Long-Term Care Insurance Offsets Labour Market Disadvantages

Research

ZEW Study on the Effects of Long-Term Care Insurance on Private Care

It remains important that long-term care insurance largely compensates for the disadvantages in the labour market and pensions.

In the future, more and more people in Germany will require care. In most cases, relatives and friends become the caretakers for these people. This leads to immense costs due to reduced working hours, incomes and pensions. Benefits provided by long-term care insurance, such as care allowances and pension points, help to largely offset these disadvantages. However, they also reduce incentives to work. This is what researchers from ZEW Mannheim and RWI Essen found in an empirical study based on data from the Socio-Economic Panel (SOEP).

 “Without the benefits of long-term care insurance, much less care work would be done. In an ageing society with a shortage of skilled workers, it is essential that this care is provided. However, the personal costs of care are immense. That is why it remains important that long-term care insurance largely compensates for the disadvantages in the labour market and pensions. Policymakers should definitely maintain long-term care insurance. After all, it makes sense to support those who already know the care recipients and provide voluntary assistance. Otherwise, there would be a need for many more professionals, who would also require housing, etc. There would be no financial gain. However, the labour market costs of care by relatives must not be overlooked,” explains Dr. Björn Fischer, co-author of the study and Junior Research Associate at ZEW’s “Labour Markets and Social Insurance” Unit.

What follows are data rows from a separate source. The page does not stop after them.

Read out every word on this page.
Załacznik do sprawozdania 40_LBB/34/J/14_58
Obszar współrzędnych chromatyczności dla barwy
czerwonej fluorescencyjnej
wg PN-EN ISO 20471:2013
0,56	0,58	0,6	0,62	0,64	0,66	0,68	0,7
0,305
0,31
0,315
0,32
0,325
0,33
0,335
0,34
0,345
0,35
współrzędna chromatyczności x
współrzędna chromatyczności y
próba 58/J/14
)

Personal vs. societal costs

In Germany, 80 per cent of people in need of care are cared for at home. Of these, 80 per cent are primarily cared for by relatives and friends. Around two-thirds of private care is provided by women. Caregiving entails significant personal costs in the labour market, resulting in reduced working hours or even leaving the labour market altogether. This has a negative impact on income and future pensions. The long-term costs of care are 60 per cent higher than the short-term costs. Care allowances and pension points from long-term care insurance mitigate a large part of the short-term and long-term personal labour market costs of care.

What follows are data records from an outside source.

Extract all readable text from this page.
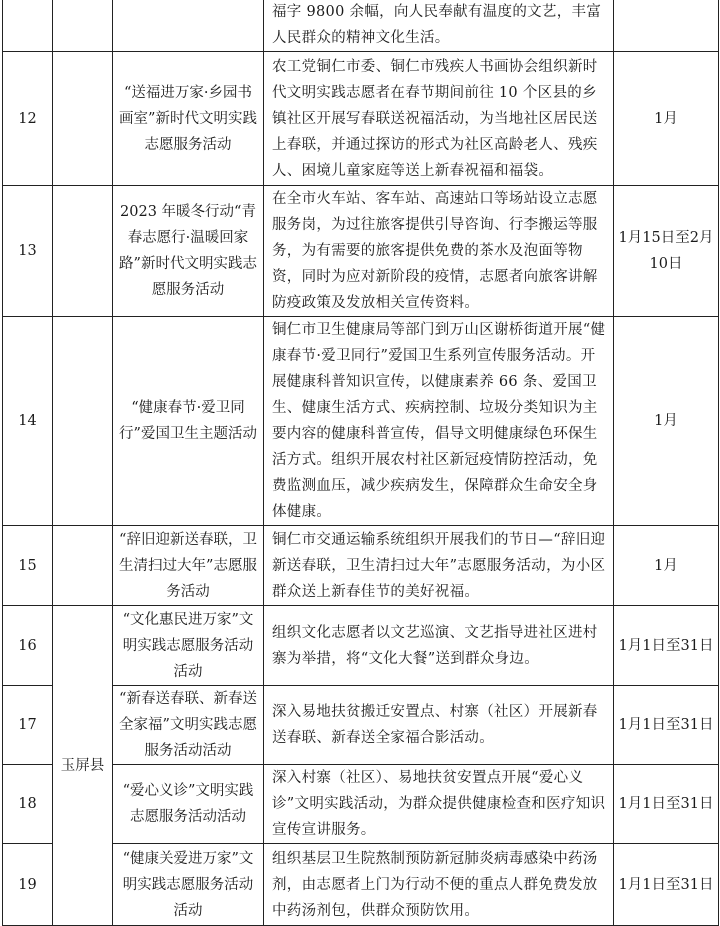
			福字 9800 余幅，向人民奉献有温度的文艺，丰富人民群众的精神文化生活。	
12		“送福进万家·乡园书画室”新时代文明实践志愿服务活动	农工党铜仁市委、铜仁市残疾人书画协会组织新时代文明实践志愿者在春节期间前往 10 个区县的乡镇社区开展写春联送祝福活动，为当地社区居民送上春联，并通过探访的形式为社区高龄老人、残疾人、困境儿童家庭等送上新春祝福和福袋。	1月
13		2023 年暖冬行动“青春志愿行·温暖回家路”新时代文明实践志愿服务活动	在全市火车站、客车站、高速站口等场站设立志愿服务岗，为过往旅客提供引导咨询、行李搬运等服务，为有需要的旅客提供免费的茶水及泡面等物资，同时为应对新阶段的疫情，志愿者向旅客讲解防疫政策及发放相关宣传资料。	1月15日至2月10日
14		“健康春节·爱卫同行”爱国卫生主题活动	铜仁市卫生健康局等部门到万山区谢桥街道开展“健康春节·爱卫同行”爱国卫生系列宣传服务活动。开展健康科普知识宣传，以健康素养 66 条、爱国卫生、健康生活方式、疾病控制、垃圾分类知识为主要内容的健康科普宣传，倡导文明健康绿色环保生活方式。组织开展农村社区新冠疫情防控活动，免费监测血压，减少疾病发生，保障群众生命安全身体健康。	1月
15		“辞旧迎新送春联，卫生清扫过大年”志愿服务活动	铜仁市交通运输系统组织开展我们的节日—“辞旧迎新送春联，卫生清扫过大年”志愿服务活动，为小区群众送上新春佳节的美好祝福。	1月
16	玉屏县	“文化惠民进万家”文明实践志愿服务活动活动	组织文化志愿者以文艺巡演、文艺指导进社区进村寨为举措，将“文化大餐”送到群众身边。	1月1日至31日
17		“新春送春联、新春送全家福”文明实践志愿服务活动活动	深入易地扶贫搬迁安置点、村寨（社区）开展新春送春联、新春送全家福合影活动。	1月1日至31日
18		“爱心义诊”文明实践志愿服务活动活动	深入村寨（社区）、易地扶贫安置点开展“爱心义诊”文明实践活动，为群众提供健康检查和医疗知识宣传宣讲服务。	1月1日至31日
19		“健康关爱进万家”文明实践志愿服务活动活动	组织基层卫生院熬制预防新冠肺炎病毒感染中药汤剂，由志愿者上门为行动不便的重点人群免费发放中药汤剂包，供群众预防饮用。	1月1日至31日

There are also costs to society due to private care, as fewer (employed) working hours are provided both in the short and long term. Additionally, the benefits of long-term care insurance also increase overall societal costs, as they also reduce work incentives.

About the study

The study examines the long-term effects of care and how they are influenced by long-term care insurance regulations. This is done using a structured decision-making model that calculates the long-term costs of private care. The data is based on the Socio-Economic Panel for the years 2002 to 2019. The study focused on women aged 55 to 67, as they are generally still able to be active in the labour market and provide two-thirds of private care.